Here's something else to consider: although there's a drastic increase in fees from inception to today, the fees have not been raised in four years, when we all know the cost of business goes up annually. So, even if nobody was on that list of delinquencies, the fact that fees haven't been raised in four years is notable Most importantly, though, isn't the fee increase – but rather the residents that are not paying their bills. The list of garbage delinquencies (over $100) contains close to 3,600 names on 88 pages, including a former Erie City Council member, a former city school board member, and a number of landlords. Not to mention, it was not so long ago that one of our current county council members was on this list. We entrust these people to not only govern on our behalf but also expect them to be the most responsible citizens, the pillars of our society – and serve as our representatives.
Perhaps sadder, though, is that this issue isn't unique to Erie. This is everywhere. In my research, I found a number of cities and states that not only have a garbage delinquency problem, but also have local officials on their list of unpaid delinquents.

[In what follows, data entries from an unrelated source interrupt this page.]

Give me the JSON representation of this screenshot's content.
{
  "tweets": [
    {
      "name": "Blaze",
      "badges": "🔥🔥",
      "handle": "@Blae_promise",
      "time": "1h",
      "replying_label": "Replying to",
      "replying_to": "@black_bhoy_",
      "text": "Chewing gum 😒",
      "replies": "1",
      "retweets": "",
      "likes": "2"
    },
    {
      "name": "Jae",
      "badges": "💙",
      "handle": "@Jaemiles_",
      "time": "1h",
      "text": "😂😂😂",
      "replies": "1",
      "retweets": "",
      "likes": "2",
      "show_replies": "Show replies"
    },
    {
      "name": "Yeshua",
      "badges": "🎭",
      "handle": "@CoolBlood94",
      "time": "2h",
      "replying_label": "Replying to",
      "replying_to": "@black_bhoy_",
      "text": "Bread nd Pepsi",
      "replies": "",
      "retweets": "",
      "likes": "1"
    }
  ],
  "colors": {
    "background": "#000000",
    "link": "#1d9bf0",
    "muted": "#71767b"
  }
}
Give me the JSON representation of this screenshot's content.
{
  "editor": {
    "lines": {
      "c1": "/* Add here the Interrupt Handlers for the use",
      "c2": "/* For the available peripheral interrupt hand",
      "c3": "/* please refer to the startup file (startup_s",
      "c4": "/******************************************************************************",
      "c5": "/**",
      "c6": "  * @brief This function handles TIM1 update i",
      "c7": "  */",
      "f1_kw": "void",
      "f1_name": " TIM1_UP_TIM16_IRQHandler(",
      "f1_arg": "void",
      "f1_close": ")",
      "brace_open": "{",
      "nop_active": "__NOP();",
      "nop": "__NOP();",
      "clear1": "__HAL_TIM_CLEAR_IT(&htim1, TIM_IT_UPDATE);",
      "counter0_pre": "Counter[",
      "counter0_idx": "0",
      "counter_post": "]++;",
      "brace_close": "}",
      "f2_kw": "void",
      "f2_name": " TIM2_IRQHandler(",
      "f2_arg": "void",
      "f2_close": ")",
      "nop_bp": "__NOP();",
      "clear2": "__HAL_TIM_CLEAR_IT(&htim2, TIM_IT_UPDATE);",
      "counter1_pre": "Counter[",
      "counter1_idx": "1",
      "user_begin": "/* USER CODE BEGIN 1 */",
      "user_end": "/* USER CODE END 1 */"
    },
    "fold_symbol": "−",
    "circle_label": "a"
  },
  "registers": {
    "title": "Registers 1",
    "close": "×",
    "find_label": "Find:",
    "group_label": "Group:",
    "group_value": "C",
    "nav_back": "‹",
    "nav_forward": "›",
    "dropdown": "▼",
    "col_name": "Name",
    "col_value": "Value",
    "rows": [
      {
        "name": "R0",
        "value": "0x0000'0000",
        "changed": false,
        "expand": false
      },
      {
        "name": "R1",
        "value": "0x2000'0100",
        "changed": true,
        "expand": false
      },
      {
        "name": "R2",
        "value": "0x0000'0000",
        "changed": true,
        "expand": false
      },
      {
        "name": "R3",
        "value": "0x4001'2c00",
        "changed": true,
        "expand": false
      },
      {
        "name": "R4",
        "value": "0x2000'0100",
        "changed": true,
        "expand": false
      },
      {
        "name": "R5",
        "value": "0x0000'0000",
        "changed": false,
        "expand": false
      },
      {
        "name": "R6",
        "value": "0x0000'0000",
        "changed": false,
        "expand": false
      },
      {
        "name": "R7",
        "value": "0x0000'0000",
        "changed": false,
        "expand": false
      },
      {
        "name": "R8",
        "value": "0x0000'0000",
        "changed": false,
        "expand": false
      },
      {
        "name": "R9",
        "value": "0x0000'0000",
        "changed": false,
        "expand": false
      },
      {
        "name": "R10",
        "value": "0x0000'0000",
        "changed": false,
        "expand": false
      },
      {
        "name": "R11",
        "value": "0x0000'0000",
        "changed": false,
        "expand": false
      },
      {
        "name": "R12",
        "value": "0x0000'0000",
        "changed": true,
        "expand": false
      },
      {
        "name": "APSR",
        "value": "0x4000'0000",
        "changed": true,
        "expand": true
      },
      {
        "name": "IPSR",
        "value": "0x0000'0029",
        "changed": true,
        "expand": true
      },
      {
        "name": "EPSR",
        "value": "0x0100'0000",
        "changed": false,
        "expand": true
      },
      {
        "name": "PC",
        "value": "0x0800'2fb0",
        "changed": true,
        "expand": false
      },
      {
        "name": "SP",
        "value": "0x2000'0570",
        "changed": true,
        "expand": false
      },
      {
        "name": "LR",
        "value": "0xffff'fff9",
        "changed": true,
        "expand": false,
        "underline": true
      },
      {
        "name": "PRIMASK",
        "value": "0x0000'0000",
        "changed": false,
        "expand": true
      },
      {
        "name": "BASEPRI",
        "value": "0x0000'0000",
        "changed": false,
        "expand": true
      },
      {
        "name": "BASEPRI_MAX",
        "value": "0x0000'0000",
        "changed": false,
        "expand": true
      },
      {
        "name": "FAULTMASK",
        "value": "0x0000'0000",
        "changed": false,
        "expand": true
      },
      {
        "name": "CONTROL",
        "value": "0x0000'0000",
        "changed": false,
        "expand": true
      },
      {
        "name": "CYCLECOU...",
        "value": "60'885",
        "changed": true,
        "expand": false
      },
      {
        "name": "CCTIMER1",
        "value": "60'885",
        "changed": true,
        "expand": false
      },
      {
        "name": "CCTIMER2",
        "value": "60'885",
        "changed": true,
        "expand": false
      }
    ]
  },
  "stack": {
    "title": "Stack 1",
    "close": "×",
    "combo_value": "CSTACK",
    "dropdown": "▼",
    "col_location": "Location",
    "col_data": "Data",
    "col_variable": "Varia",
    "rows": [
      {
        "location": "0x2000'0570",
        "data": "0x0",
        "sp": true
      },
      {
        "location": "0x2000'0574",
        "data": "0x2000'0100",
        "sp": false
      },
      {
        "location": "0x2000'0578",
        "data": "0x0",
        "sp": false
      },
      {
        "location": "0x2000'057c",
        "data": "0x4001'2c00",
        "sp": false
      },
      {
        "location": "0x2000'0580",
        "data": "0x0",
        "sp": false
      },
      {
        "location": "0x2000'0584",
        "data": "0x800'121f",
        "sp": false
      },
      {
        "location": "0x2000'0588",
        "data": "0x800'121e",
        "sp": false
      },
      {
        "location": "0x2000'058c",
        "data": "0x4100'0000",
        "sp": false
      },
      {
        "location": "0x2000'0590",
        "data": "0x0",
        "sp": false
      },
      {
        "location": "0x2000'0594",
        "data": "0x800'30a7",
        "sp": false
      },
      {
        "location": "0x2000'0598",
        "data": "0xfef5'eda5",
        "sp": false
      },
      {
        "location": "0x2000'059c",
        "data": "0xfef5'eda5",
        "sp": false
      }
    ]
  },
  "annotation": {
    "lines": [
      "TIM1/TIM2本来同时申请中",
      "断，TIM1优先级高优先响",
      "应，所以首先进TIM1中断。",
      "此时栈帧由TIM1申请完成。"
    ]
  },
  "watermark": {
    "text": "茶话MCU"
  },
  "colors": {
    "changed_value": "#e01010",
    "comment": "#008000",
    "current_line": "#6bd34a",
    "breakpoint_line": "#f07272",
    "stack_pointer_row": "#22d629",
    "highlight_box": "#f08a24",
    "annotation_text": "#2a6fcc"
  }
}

And all of that aside, what about the rest of the 3,600 citizen on the list? I know in life we all go through trying financial times, but there are individuals on this list who haven't paid their bill in ten years. A whole decade.
Why – you might ask – haven't these people picked up the phone or stopped into the Erie Water Works office to setup a payment plan since such a thing is available. And you're right to ask that since it takes a village, folks – and not just to raise a child, but to keep us moving forward. To grow and to succeed.
The fact is, there really isn't much the city can do about this. They can't stop collecting trash because people won't pay their garbage bills to the authority. Sure, they can put a lien on someone's property, but they can only collect money when the property sells. And the "sunset provision" was never going to work in the first place.
They could go back to putting all the bills into one lump sum and maybe that would drive people to pay for fear of being delinquent in areas they feel are more important than trash. But until they do anything, for the love of all things Erie, those of you who are on that list – please set up a payment plan and pay something, pay anything.
It's called being responsible – whether you're an elected official or not.
The city does have the entire list on their website. And it's for all to see. It's a start, because it's a shame tactic and it's because their immediate options are limited.
So, for all those curious, the current list of all delinquent accounts greater than $100, is now posted on the city's website, www.erie.pa.us.